Disproportionate Minority Contact: A Focus for Social Justice
• While families/communities are significantly impacted by the results, there is a SEVERE gap between a practical down-to-earth understanding of this problem’s existence and variables versus the extensive effort to measure DMC. The void is most severe with affected populations, to include knowing the contact points and defining any partnership the public can have in reducing DMC.
• Adopting disproportionate minority contact as an option for the social justice element of each boycott will provide youth and adults with the opportunity to learn about a core component of the Juvenile Justice and Delinquency Prevention Act.
• Social justice refers to a concept of a just society where “justice” refers to more than just the administration of laws.
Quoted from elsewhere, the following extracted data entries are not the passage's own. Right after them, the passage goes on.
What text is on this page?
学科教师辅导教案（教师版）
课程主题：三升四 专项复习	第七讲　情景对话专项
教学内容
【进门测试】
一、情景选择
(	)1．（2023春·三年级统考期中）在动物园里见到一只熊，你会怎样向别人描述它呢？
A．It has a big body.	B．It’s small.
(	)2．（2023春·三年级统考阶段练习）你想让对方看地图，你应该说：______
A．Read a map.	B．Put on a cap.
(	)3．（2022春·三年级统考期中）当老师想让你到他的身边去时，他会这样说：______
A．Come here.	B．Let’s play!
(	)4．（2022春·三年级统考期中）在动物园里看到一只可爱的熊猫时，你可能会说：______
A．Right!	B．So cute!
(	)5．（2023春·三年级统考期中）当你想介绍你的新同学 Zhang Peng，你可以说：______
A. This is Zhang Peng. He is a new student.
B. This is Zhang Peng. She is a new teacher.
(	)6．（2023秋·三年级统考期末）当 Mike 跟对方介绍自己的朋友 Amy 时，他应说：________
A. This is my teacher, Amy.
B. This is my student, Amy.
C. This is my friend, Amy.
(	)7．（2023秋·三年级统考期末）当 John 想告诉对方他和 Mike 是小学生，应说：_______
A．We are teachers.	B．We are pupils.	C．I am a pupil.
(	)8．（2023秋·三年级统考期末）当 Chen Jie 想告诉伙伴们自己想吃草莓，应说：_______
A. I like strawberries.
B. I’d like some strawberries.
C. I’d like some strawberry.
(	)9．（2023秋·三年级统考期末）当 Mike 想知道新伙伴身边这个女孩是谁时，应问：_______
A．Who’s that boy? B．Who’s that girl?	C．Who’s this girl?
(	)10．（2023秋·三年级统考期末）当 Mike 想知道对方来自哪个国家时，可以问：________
It is based on the idea of a society which gives individuals and groups fair treatment and a just share of the benefits of society.
• The civil rights movement in this country has been instrumental in making changes in our society. The dismal outcomes experienced by many youth of color-epitomized by their over-representation in the juvenile justice system-attest to the fact that our nation continues to struggle.
• Pursuant to the above, among the pressing social justice issues in juvenile justice to be a focus of the boycotts, states are required to assess and address the disproportionate contact of youth of color at all points in the justice system – from arrest to detention to confinement. Studies indicate that youth of color receive tougher sentences and are more likely to be incarcerated than white youth for the same offenses.
• With youth of color making up one-third of the youth population but two-thirds of youth in contact, boycotts will call attention to the need for states to go beyond the current requirement to merely gather information and assess the reason for disproportionate minority contact to more intensive action.
• Much like the unfair conditions during the civil rights movement, until broader visibility and more accountability is focused on this matter, it will continue to lack sufficient juvenile delinquency prevention efforts and the system improvements to assure equal treatment of all youth.